Statistical learning with a large number of rare binary features is commonly encountered in analyzing electronic health records (EHR) data, especially in the modeling of disease onset with prior medical diagnoses and procedures. Dealing with the resulting highly sparse and large-scale binary feature matrix is notoriously challenging as conventional methods may suffer from a lack of power in testing and inconsistency in model fitting while machine learning methods may suffer from the inability of producing interpretable results or clinically-meaningful risk factors. To improve EHR-based modeling and utilize the natural hierarchical structure of disease classification, we propose a tree-guided feature selection and logic aggregation approach for large-scale regression with rare binary features, in which dimension reduction is achieved through not only a sparsity pursuit but also an aggregation promoter with the logic operator of ``or''. We convert the combinatorial problem into a convex linearly-constrained regularized estimation, which enables scalable computation with theoretical guarantees.

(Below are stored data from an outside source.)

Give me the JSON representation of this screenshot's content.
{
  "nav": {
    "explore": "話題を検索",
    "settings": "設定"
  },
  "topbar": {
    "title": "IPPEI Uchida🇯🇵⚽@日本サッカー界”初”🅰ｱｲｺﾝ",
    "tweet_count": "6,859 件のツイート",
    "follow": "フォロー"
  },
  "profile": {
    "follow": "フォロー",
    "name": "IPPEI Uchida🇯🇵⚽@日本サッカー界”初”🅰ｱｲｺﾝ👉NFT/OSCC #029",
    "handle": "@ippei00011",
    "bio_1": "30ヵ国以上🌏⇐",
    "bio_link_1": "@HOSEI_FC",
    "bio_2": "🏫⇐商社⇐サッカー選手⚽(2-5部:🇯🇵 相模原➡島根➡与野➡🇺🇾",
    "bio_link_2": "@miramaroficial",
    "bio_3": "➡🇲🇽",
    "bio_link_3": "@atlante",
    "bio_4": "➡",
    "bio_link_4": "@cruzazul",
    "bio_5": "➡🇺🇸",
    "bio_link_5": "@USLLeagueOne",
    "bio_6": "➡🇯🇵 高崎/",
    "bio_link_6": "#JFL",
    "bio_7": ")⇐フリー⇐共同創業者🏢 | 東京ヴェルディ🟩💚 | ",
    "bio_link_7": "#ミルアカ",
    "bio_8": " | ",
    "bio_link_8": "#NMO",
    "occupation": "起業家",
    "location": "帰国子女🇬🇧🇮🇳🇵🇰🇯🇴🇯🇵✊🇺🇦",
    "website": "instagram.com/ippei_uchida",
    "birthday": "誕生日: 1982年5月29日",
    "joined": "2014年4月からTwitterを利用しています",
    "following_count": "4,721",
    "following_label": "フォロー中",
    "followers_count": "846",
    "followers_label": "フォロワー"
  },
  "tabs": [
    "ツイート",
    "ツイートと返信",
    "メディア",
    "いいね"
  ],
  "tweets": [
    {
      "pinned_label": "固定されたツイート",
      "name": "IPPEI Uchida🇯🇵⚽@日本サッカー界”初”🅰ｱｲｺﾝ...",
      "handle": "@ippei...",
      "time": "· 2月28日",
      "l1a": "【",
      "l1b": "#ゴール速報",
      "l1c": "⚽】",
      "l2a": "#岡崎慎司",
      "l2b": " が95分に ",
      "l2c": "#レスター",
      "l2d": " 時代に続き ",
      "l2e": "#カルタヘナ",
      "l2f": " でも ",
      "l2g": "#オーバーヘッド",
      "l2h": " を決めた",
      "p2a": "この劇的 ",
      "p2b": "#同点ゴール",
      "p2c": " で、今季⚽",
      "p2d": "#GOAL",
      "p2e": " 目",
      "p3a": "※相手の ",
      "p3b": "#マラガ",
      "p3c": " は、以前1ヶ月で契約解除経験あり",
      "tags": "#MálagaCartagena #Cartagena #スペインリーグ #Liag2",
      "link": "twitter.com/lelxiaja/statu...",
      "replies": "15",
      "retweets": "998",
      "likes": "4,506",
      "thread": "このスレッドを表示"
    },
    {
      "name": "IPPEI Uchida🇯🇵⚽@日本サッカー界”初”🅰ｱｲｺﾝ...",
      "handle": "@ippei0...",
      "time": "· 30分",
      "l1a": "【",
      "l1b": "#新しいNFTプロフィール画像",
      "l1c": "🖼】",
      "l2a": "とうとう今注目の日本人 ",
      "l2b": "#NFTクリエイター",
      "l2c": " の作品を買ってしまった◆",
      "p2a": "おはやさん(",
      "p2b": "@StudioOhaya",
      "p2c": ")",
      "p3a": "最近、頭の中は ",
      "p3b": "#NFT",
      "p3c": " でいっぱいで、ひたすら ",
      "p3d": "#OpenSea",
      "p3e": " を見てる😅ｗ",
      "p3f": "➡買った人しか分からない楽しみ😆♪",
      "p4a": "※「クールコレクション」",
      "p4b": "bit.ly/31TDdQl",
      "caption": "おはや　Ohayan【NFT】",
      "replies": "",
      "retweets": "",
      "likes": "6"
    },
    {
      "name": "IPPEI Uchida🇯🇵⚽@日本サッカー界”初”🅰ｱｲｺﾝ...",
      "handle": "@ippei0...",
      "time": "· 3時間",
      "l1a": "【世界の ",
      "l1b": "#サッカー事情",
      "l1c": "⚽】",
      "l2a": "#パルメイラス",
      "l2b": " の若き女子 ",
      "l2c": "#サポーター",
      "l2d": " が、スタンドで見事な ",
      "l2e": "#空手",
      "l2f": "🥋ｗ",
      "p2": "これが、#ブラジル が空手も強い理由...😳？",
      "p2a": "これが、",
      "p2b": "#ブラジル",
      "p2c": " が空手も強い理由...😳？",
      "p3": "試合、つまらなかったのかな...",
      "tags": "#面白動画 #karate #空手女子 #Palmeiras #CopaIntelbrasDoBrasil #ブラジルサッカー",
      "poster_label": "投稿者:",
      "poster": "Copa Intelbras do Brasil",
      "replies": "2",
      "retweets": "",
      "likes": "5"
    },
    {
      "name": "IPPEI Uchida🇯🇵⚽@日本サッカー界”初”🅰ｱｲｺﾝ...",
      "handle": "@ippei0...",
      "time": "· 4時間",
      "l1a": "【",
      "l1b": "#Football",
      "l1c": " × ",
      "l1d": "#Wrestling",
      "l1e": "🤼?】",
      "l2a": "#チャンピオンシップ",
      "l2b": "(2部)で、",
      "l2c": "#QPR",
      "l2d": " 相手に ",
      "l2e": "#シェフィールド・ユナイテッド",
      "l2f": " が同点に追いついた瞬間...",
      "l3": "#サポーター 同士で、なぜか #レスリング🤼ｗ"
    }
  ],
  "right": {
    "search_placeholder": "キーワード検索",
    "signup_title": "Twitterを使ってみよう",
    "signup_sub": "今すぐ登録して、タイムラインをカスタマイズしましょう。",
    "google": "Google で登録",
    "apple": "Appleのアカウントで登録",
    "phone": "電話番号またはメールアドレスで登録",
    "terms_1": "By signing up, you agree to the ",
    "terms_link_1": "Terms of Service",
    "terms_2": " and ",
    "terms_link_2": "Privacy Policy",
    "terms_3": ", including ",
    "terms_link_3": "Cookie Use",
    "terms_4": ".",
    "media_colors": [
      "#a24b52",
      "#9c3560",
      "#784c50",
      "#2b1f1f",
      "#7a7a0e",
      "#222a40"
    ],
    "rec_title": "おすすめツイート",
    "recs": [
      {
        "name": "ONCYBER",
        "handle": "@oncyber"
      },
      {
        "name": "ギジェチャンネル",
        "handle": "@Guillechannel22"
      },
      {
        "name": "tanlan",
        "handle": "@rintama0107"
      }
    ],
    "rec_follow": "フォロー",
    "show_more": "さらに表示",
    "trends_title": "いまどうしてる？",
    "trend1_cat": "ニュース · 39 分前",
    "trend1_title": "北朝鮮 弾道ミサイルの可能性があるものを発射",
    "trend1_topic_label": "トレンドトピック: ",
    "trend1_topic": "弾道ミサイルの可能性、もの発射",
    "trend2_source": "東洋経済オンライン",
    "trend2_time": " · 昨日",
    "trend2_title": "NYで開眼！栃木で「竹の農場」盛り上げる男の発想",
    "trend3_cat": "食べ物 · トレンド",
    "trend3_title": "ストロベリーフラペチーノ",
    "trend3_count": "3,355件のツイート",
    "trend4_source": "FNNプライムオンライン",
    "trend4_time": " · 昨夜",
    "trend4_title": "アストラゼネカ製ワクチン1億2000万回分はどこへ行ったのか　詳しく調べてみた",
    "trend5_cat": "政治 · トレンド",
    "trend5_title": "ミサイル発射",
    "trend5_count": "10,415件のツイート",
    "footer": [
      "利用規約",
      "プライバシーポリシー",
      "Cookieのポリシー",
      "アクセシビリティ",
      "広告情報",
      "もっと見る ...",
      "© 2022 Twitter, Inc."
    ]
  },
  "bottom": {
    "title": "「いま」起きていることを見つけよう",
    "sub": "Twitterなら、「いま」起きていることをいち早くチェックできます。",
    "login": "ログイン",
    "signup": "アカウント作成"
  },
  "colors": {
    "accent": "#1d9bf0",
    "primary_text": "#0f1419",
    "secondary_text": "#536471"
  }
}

In a suicide risk study with EHR data, our approach is able to select and aggregate prior mental health diagnoses as guided by the diagnosis hierarchy of the International Classification of Diseases. By balancing the rarity and specificity of the EHR diagnosis records, our strategy improves both prediction and model interpretation. We identify important higher-level categories and subcategories of mental health conditions and simultaneously determine the level of specificity needed for each of them in predicting suicide risk.

翻译：统计学习处理大量罕见二元特征在电子健康档案数据分析中普遍存在，尤其在利用既往医疗诊断和程序进行疾病发病建模时。应对由此产生的高稀疏大规模二元特征矩阵极具挑战性：传统方法可能在检验中缺乏统计效力且模型拟合不一致，而机器学习方法则难以生成可解释结果或具有临床意义的危险因素。为改进基于电子健康档案的建模并利用疾病分类的自然层次结构，我们提出一种树引导的特征选择与逻辑聚合方法，用于大规模罕见二元特征回归。该方法不仅通过稀疏性追求实现降维，还利用“或”逻辑运算符构建聚合促进器。我们将组合优化问题转化为凸线性约束正则化估计，该估计支持可扩展计算并具有理论保证。在基于电子健康档案的自杀风险研究中，该方法能依据《国际疾病分类》诊断层级，选择并聚合既往心理健康诊断记录。通过平衡电子健康档案诊断记录的罕见性与特异性，我们的策略同时提升了预测性能与模型可解释性。研究识别出心理健康状况的重要高级类别与子类别，并同步确定了预测自杀风险时所需的具体细分粒度。